Even without lasting financial market disruptions, developing economies will face severe constraints on growth, it was pointed out. During the pandemic, their public and private debt stocks have increased. And issues that receded from view during the pandemic, including high corporate leverage and rising household debt in middle-income developing countries, will resurface as policy tightens.
With inflation on the rise and developing countries already weighed down by a $1 trillion debt burden to pay back to creditors, the UN body decried the inadequate financial measures already taken to help them withstand exchange rate instability, rising interest rates and soaring food and fuel prices.
Wholesale multilateral fiscal reform – possibly on the scale and ambition of the US Marshall Plan that shouldered Western Europe following the Second World War – is urgently needed to improve the financial liquidity of developing countries to prevent them – and even middle-income countries – from potentially going under, UNCTAD insisted, as it appealed to the International Monetary Fund (IMF) and World Bank.
“There is a rapidly worsening outlook for the world’s economy and to think that this year, the year after two years of crisis with COVID-19, the average rate of growth of the world economy will be 2.6 per cent, down from 5.5 per cent last year, and down from the projections that were made in the last quarter of 2021,” said Ms.

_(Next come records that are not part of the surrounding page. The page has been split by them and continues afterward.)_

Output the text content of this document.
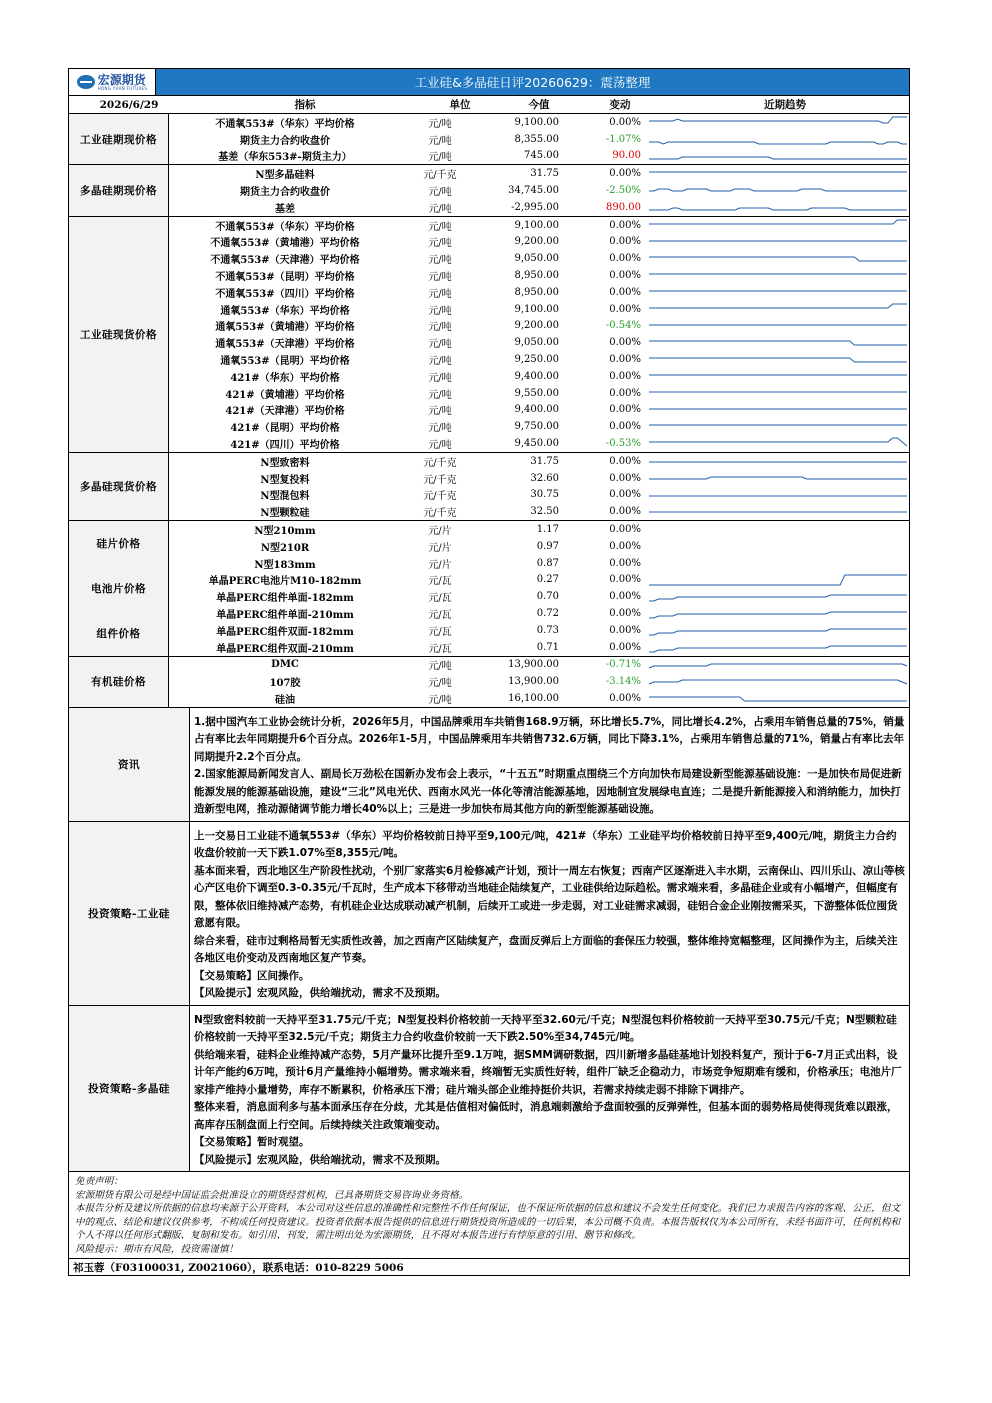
宏源期货
HONG YUAN FUTURES	工业硅&多晶硅日评20260629：震荡整理
2026/6/29	指标	单位	今值	变动	近期趋势
工业硅期现价格
不通氧553#（华东）平均价格	元/吨	9,100.00	0.00%
期货主力合约收盘价	元/吨	8,355.00	-1.07%
基差（华东553#-期货主力）	元/吨	745.00	90.00
多晶硅期现价格
N型多晶硅料	元/千克	31.75	0.00%
期货主力合约收盘价	元/吨	34,745.00	-2.50%
基差	元/吨	-2,995.00	890.00
工业硅现货价格
不通氧553#（华东）平均价格	元/吨	9,100.00	0.00%
不通氧553#（黄埔港）平均价格	元/吨	9,200.00	0.00%
不通氧553#（天津港）平均价格	元/吨	9,050.00	0.00%
不通氧553#（昆明）平均价格	元/吨	8,950.00	0.00%
不通氧553#（四川）平均价格	元/吨	8,950.00	0.00%
通氧553#（华东）平均价格	元/吨	9,100.00	0.00%
通氧553#（黄埔港）平均价格	元/吨	9,200.00	-0.54%
通氧553#（天津港）平均价格	元/吨	9,050.00	0.00%
通氧553#（昆明）平均价格	元/吨	9,250.00	0.00%
421#（华东）平均价格	元/吨	9,400.00	0.00%
421#（黄埔港）平均价格	元/吨	9,550.00	0.00%
421#（天津港）平均价格	元/吨	9,400.00	0.00%
421#（昆明）平均价格	元/吨	9,750.00	0.00%
421#（四川）平均价格	元/吨	9,450.00	-0.53%
多晶硅现货价格
N型致密料	元/千克	31.75	0.00%
N型复投料	元/千克	32.60	0.00%
N型混包料	元/千克	30.75	0.00%
N型颗粒硅	元/千克	32.50	0.00%
硅片价格
电池片价格
组件价格
N型210mm	元/片	1.17	0.00%
N型210R	元/片	0.97	0.00%
N型183mm	元/片	0.87	0.00%
单晶PERC电池片M10-182mm	元/瓦	0.27	0.00%
单晶PERC组件单面-182mm	元/瓦	0.70	0.00%
单晶PERC组件单面-210mm	元/瓦	0.72	0.00%
单晶PERC组件双面-182mm	元/瓦	0.73	0.00%
单晶PERC组件双面-210mm	元/瓦	0.71	0.00%
有机硅价格
DMC	元/吨	13,900.00	-0.71%
107胶	元/吨	13,900.00	-3.14%
硅油	元/吨	16,100.00	0.00%
资讯

1.据中国汽车工业协会统计分析，2026年5月，中国品牌乘用车共销售168.9万辆，环比增长5.7%，同比增长4.2%，占乘用车销售总量的75%，销量占有率比去年同期提升6个百分点。2026年1-5月，中国品牌乘用车共销售732.6万辆，同比下降3.1%，占乘用车销售总量的71%，销量占有率比去年同期提升2.2个百分点。

2.国家能源局新闻发言人、副局长万劲松在国新办发布会上表示，“十五五”时期重点围绕三个方向加快布局建设新型能源基础设施：一是加快布局促进新能源发展的能源基础设施，建设“三北”风电光伏、西南水风光一体化等清洁能源基地，因地制宜发展绿电直连；二是提升新能源接入和消纳能力，加快打造新型电网，推动源储调节能力增长40%以上；三是进一步加快布局其他方向的新型能源基础设施。

投资策略-工业硅

上一交易日工业硅不通氧553#（华东）平均价格较前日持平至9,100元/吨，421#（华东）工业硅平均价格较前日持平至9,400元/吨，期货主力合约收盘价较前一天下跌1.07%至8,355元/吨。

基本面来看，西北地区生产阶段性扰动，个别厂家落实6月检修减产计划，预计一周左右恢复；西南产区逐渐进入丰水期，云南保山、四川乐山、凉山等核心产区电价下调至0.3-0.35元/千瓦时，生产成本下移带动当地硅企陆续复产，工业硅供给边际趋松。需求端来看，多晶硅企业或有小幅增产，但幅度有限，整体依旧维持减产态势，有机硅企业达成联动减产机制，后续开工或进一步走弱，对工业硅需求减弱，硅铝合金企业刚按需采买，下游整体低位囤货意愿有限。

综合来看，硅市过剩格局暂无实质性改善，加之西南产区陆续复产，盘面反弹后上方面临的套保压力较强，整体维持宽幅整理，区间操作为主，后续关注各地区电价变动及西南地区复产节奏。

【交易策略】区间操作。

【风险提示】宏观风险，供给端扰动，需求不及预期。

投资策略-多晶硅

N型致密料较前一天持平至31.75元/千克；N型复投料价格较前一天持平至32.60元/千克；N型混包料价格较前一天持平至30.75元/千克；N型颗粒硅价格较前一天持平至32.5元/千克；期货主力合约收盘价较前一天下跌2.50%至34,745元/吨。

供给端来看，硅料企业维持减产态势，5月产量环比提升至9.1万吨，据SMM调研数据，四川新增多晶硅基地计划投料复产，预计于6-7月正式出料，设计年产能约6万吨，预计6月产量维持小幅增势。需求端来看，终端暂无实质性好转，组件厂缺乏企稳动力，市场竞争短期难有缓和，价格承压；电池片厂家排产维持小量增势，库存不断累积，价格承压下滑；硅片端头部企业维持挺价共识，若需求持续走弱不排除下调排产。

整体来看，消息面利多与基本面承压存在分歧，尤其是估值相对偏低时，消息端刺激给予盘面较强的反弹弹性，但基本面的弱势格局使得现货难以跟涨，高库存压制盘面上行空间。后续持续关注政策端变动。

【交易策略】暂时观望。

【风险提示】宏观风险，供给端扰动，需求不及预期。

免责声明：
宏源期货有限公司是经中国证监会批准设立的期货经营机构，已具备期货交易咨询业务资格。
本报告分析及建议所依据的信息均来源于公开资料，本公司对这些信息的准确性和完整性不作任何保证，也不保证所依据的信息和建议不会发生任何变化。我们已力求报告内容的客观、公正，但文中的观点、结论和建议仅供参考，不构成任何投资建议。投资者依据本报告提供的信息进行期货投资所造成的一切后果，本公司概不负责。本报告版权仅为本公司所有，未经书面许可，任何机构和个人不得以任何形式翻版、复制和发布。如引用、刊发，需注明出处为宏源期货，且不得对本报告进行有悖原意的引用、删节和修改。
风险提示：期市有风险，投资需谨慎！
祁玉蓉（F03100031, Z0021060），联系电话：010-8229 5006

Grynspan, the UNCTAD chief.
In particular, she called for “emergency measures from the IMF and World Bank”, namely the activation of rapid funding instruments which IMF can provide to help countries with looming balance of payments problems.
“Conditions are worsening for everybody,” continued the UNCTAD chief, noting how the climate crisis has played its part, along with successive droughts in the Horn of Africa, the ongoing COVID-19 pandemic and war in Ukraine.
But it is the world’s poorest, import-dependent countries that will be worst-hit by the global economic downturn, UNCTAD stress.
“The brunt is being carried by the developing countries because of the rise in prices of food, of energy and fertilizers that is very steep and also the financial stretch under which the developing countries are already under,” Ms. Grynspan said.
Although “all regions of the global economy will be adversely affected by this crisis”,Kozul-Wright suggested that “high commodity exporters” were likely to do well from a rise in prices. “But the European Union will see a fairly significant downgrade in its growth performance this year…so will parts of central and southern Asia as well,” he said.